Now in the Scottish independence election, 2,001,926 people voted No against 1,617,989 (Including A B Murray, Esq, born Glasgow, where only 75% of the electorate voted but 53% were on the Yes side. Said A B Murray will play his first final since winning Wimbledon last year in the next hour against Tommy Robredo. His disappointment doesn’t seem to have affected his play – well maybe in a positive way.
Had 191,969 voted Yes rather than No, the result would have been reversed. So if all the people at Gleneages were No voters, true there will be plenty of multiple attendees and more than a few non-Scots, the result would have been closer. And if all the non-runners in Glasgow and Dundee (78%, turn-out; a big 57% Yes) had been encouraged to vote, Mr Salmond would have been proud to serve his countrymen rather than go out on the Blair gravy-train.
Yesterday was a big day in Yarmouth. While the Western meeting was happening far away to the North-West, Yarmouth staged its last meeting until next June as the track will be given a surface-lift. But the East Coast town had a fair bit to do with the Cambridgeshire card with both Andrea Atzeni and Louis Steward having connections with the resort.
As my mate Roger told me too late to do anything about it last night: “Richard <owner of the Continent café in the town centre – good healthy food – and father of Signor Atzeni’s girlfriend> asked me to find out the price of Bronze Angel < ridden by Louis, son of Carl, proprietor of the best amusement arcade in the town > but I forgot all about it!”

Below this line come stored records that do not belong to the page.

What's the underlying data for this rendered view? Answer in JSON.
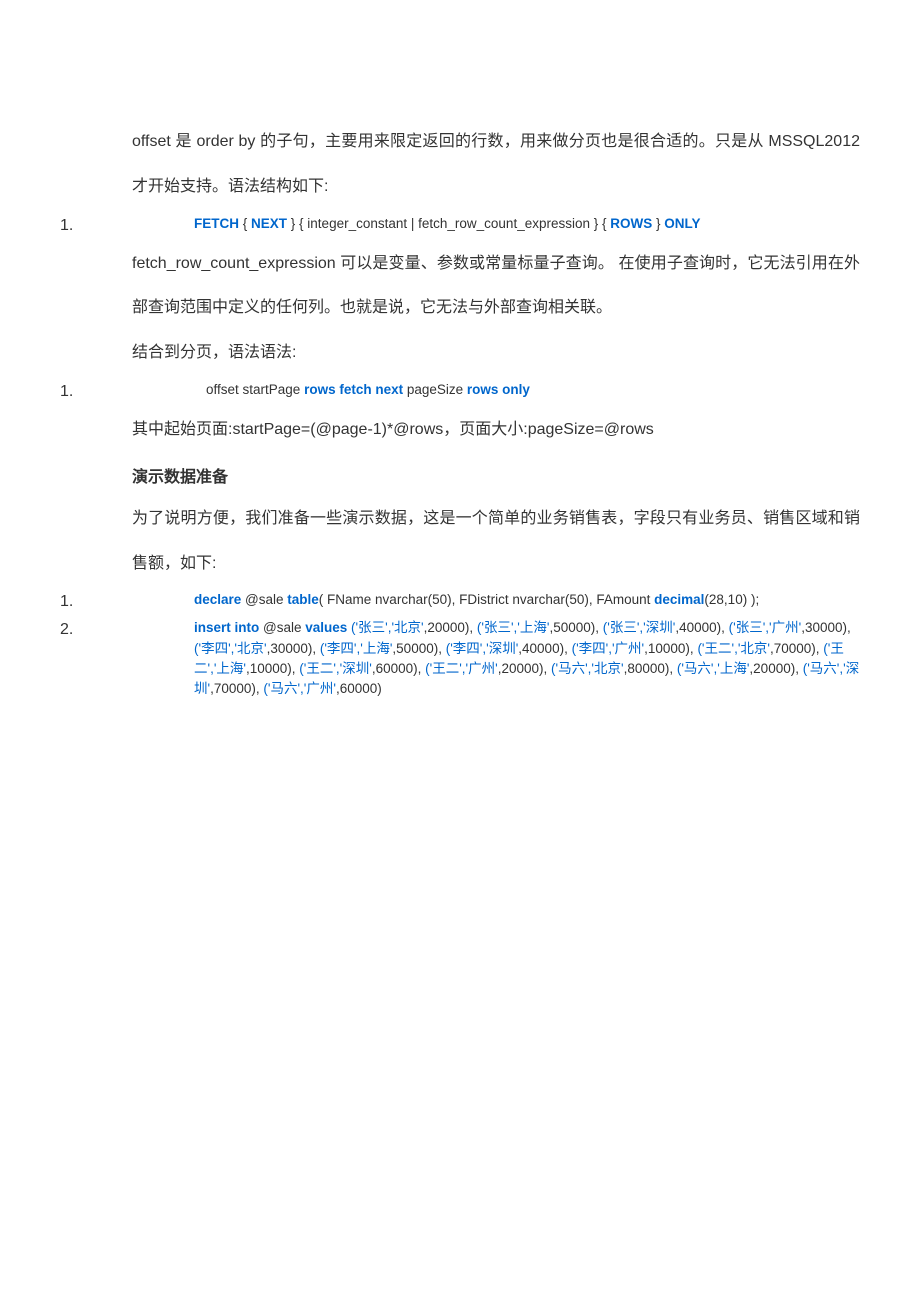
{
  "p1": "offset 是 order by 的子句，主要用来限定返回的行数，用来做分页也是很合适的。只是从 MSSQL2012 才开始支持。语法结构如下:",
  "code1_num": "1.",
  "c1_fetch": "FETCH",
  "c1_brace1": " { ",
  "c1_next": "NEXT",
  "c1_middle": " } { integer_constant | fetch_row_count_expression } { ",
  "c1_rows": "ROWS",
  "c1_brace2": " } ",
  "c1_only": "ONLY",
  "p2": "fetch_row_count_expression 可以是变量、参数或常量标量子查询。 在使用子查询时，它无法引用在外部查询范围中定义的任何列。也就是说，它无法与外部查询相关联。",
  "p3": "结合到分页，语法语法:",
  "code2_num": "1.",
  "c2_pre": "offset startPage ",
  "c2_rows_fetch_next": "rows fetch next",
  "c2_mid": " pageSize ",
  "c2_rows_only": "rows only",
  "p4": "其中起始页面:startPage=(@page-1)*@rows，页面大小:pageSize=@rows",
  "heading": "演示数据准备",
  "p5": "为了说明方便，我们准备一些演示数据，这是一个简单的业务销售表，字段只有业务员、销售区域和销售额，如下:",
  "code3_num": "1.",
  "c3_declare": "declare",
  "c3_sale": " @sale ",
  "c3_table": "table",
  "c3_mid": "( FName nvarchar(50), FDistrict nvarchar(50), FAmount ",
  "c3_decimal": "decimal",
  "c3_end": "(28,10) );",
  "code4_num": "2.",
  "c4_insert": "insert into",
  "c4_sale": " @sale ",
  "c4_values": "values",
  "c4_space": " ",
  "c4_t1": "('张三','北京'",
  "c4_n1": ",20000), ",
  "c4_t2": "('张三','上海'",
  "c4_n2": ",50000), ",
  "c4_t3": "('张三','深圳'",
  "c4_n3": ",40000), ",
  "c4_t4": "('张三','广州'",
  "c4_n4": ",30000), ",
  "c4_t5": "('李四','北京'",
  "c4_n5": ",30000), ",
  "c4_t6": "('李四','上海'",
  "c4_n6": ",50000), ",
  "c4_t7": "('李四','深圳'",
  "c4_n7": ",40000), ",
  "c4_t8": "('李四','广州'",
  "c4_n8": ",10000), ",
  "c4_t9": "('王二','北京'",
  "c4_n9": ",70000), ",
  "c4_t10": "('王二','上海'",
  "c4_n10": ",10000), ",
  "c4_t11": "('王二','深圳'",
  "c4_n11": ",60000), ",
  "c4_t12": "('王二','广州'",
  "c4_n12": ",20000), ",
  "c4_t13": "('马六','北京'",
  "c4_n13": ",80000), ",
  "c4_t14": "('马六','上海'",
  "c4_n14": ",20000), ",
  "c4_t15": "('马六','深圳'",
  "c4_n15": ",70000), ",
  "c4_t16": "('马六','广州'",
  "c4_n16": ",60000)"
}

Silly Roger, but there was a real civic pride in that success and also, obliquely, that of Andrea on Elm Park as he sported the colours soon-to-be relinquished by Jamie Spencer, in the Royal Lodge. By the way, I’ve just looked and there’s another meeting at Newmarket next weekend; the Cesarewitch seven days later and Future Champions Day the following Friday, with the real Champions Day at Ascot the following afternoon.
Confused, you will be, as they used to say in the opening seconds of episodes of “Soap”. Thanks to Google, I’m reminded it ran for four years and if you were less than ten years of age in 1977 you probably won’t have a clue what I’m talking about.
There are elements of Soap in Gogglebox which returned to Channel Four’s screens on Friday. I can’t be bothered to explain the concept, but various viewers are viewed viewing certain programmes each week.
After re-watching the film Mrs Doubtfire in which the recently-deceased Robin Williams dresses in absurd drag so he can work in his family home as a nanny, such is his love for his children after marital problems, one family man among the panel of watches said without any obvious encouragement: “Peter Andre loves his children”. What more could I possibly say after that.